Resoconto dell’incontro con il sindaco Marco Doria

Scrivo questo post usando la prima persona singolare perché in delegazione dal sindaco, in rappresentanza del Partito, c’ero io ed è giusto che mi assuma la responsabilità di quello che ho detto.

Qualche giorno fa avevo scritto anticipando le mie intenzioni in merito a un eventuale possibile accordo con il PD in chiave elettorale e ieri ho ribadito le posizioni espresse.

Marco Doria ha illustrato quella che secondo lui è una necessità per Genova: costruire una coalizione che abbia un peso sufficiente a impedire la vittoria del Movimento 5 Stelle o della destra. Una visione legittima e, se il problema si fosse posto qualche anno fa, condivisibile. Ma i tempi secondo me sono cambiati e dobbiamo lavorare su una prospettiva di lungo periodo, pena la scomparsa dei nostri ideali, con i quali troppe volte siamo scesi a compromessi per salvare compagini di governo o amministrazioni che esprimevano politiche contrarie agli interessi della classe sociale a cui facciamo riferimento.

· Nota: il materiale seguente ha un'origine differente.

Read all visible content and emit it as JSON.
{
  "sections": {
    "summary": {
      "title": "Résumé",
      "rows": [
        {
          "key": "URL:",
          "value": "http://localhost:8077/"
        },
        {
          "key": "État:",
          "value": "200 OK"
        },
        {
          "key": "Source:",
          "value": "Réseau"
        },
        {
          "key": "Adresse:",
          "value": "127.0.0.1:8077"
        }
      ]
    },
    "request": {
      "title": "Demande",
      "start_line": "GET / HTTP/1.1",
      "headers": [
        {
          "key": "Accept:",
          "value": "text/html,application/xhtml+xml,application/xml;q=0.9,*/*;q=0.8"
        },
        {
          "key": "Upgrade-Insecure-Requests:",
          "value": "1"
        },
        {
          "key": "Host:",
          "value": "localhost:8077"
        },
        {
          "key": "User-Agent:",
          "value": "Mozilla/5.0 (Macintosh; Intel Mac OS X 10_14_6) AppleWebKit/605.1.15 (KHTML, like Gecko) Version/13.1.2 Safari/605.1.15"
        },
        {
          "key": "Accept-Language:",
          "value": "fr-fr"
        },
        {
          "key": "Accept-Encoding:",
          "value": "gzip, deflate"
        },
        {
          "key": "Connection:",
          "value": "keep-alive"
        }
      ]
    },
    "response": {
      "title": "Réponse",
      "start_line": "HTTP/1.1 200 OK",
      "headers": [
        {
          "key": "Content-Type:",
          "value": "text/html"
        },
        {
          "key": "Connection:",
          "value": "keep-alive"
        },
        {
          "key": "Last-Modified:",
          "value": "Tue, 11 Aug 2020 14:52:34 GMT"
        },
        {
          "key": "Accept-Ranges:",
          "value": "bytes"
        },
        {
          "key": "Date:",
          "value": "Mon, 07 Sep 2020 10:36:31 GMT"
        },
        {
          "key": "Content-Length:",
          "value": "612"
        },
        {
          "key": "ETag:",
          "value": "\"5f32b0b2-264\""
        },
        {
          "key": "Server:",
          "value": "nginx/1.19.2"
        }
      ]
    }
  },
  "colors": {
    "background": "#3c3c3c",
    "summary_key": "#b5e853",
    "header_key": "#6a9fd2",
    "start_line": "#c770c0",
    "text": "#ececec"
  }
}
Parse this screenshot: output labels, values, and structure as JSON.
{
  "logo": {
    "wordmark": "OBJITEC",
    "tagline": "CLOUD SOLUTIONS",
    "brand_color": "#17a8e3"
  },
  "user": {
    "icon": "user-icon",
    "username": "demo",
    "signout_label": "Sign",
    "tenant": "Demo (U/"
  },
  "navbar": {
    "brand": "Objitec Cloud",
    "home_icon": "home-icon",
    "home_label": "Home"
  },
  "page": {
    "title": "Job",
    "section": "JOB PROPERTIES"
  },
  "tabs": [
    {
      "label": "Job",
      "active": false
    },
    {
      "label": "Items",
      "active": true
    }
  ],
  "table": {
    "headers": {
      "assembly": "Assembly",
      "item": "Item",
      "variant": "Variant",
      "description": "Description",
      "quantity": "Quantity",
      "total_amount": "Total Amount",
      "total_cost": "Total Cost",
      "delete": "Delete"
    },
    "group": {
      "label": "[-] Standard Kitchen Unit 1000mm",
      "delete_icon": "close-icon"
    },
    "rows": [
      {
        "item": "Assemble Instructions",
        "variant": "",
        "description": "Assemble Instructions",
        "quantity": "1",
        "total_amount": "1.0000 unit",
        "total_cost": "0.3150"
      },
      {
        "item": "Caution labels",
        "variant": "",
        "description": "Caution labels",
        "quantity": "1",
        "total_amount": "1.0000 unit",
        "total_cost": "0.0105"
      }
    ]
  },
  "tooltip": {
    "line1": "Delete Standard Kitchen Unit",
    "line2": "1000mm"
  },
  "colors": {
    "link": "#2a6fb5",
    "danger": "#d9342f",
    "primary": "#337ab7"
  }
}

Ho dichiarato l’indisponibilità del PCI a entrare in una coalizione con il PD perché trovo incompatibile, per chi vicino al proprio nome presenta l’aggettivo “comunista” trovare qualsiasi forma di accordo con chi:

  • con il Jobs Act, l’abolizione dell’articolo 18, i voucher ecc. ha massacrato i diritti dei lavoratori e le speranze dei nostri giovani;
  • con la Buona Scuola ha provato ad aziendalizzare il settore dell’istruzione pubblica, pur continuando ad aumentare i contributi alla scuola privata;
  • sta cercando in ogni modo di affossare una sanità che era il fiore all’occhiello del nostro Paese, pubblica, gratuita e di qualità allo stesso tempo;
  • si ripromette di privatizzare tutto il possibile nell’ambito dei servizi pubblici locali strategici;
  • fa finta che i referendum non siano altro che sondaggi di opinione dei quali è possibile non tenere conto alcuno.

In sintesi, con chi attua politiche neoliberiste spinte, magari applicando il dettato dei documenti della JP Morgan Chase invece che la Costituzione Italiana (dimenticavo… questa è troppo socialista!).

Inoltre, ho ricordato come nel 2015 alle Regionali l’intenzione del PD fosse quella di cancellare la sinistra ligure, spingendola ai margini della vita politica. Ora che il mito dell’autosufficienza è crollato e il cosiddetto Partito della Nazione si è dissolto come neve al sole il PD vorrebbe che li aiutassimo a risolvere i suoi problemi e a risalire la china. Un po’ comodo.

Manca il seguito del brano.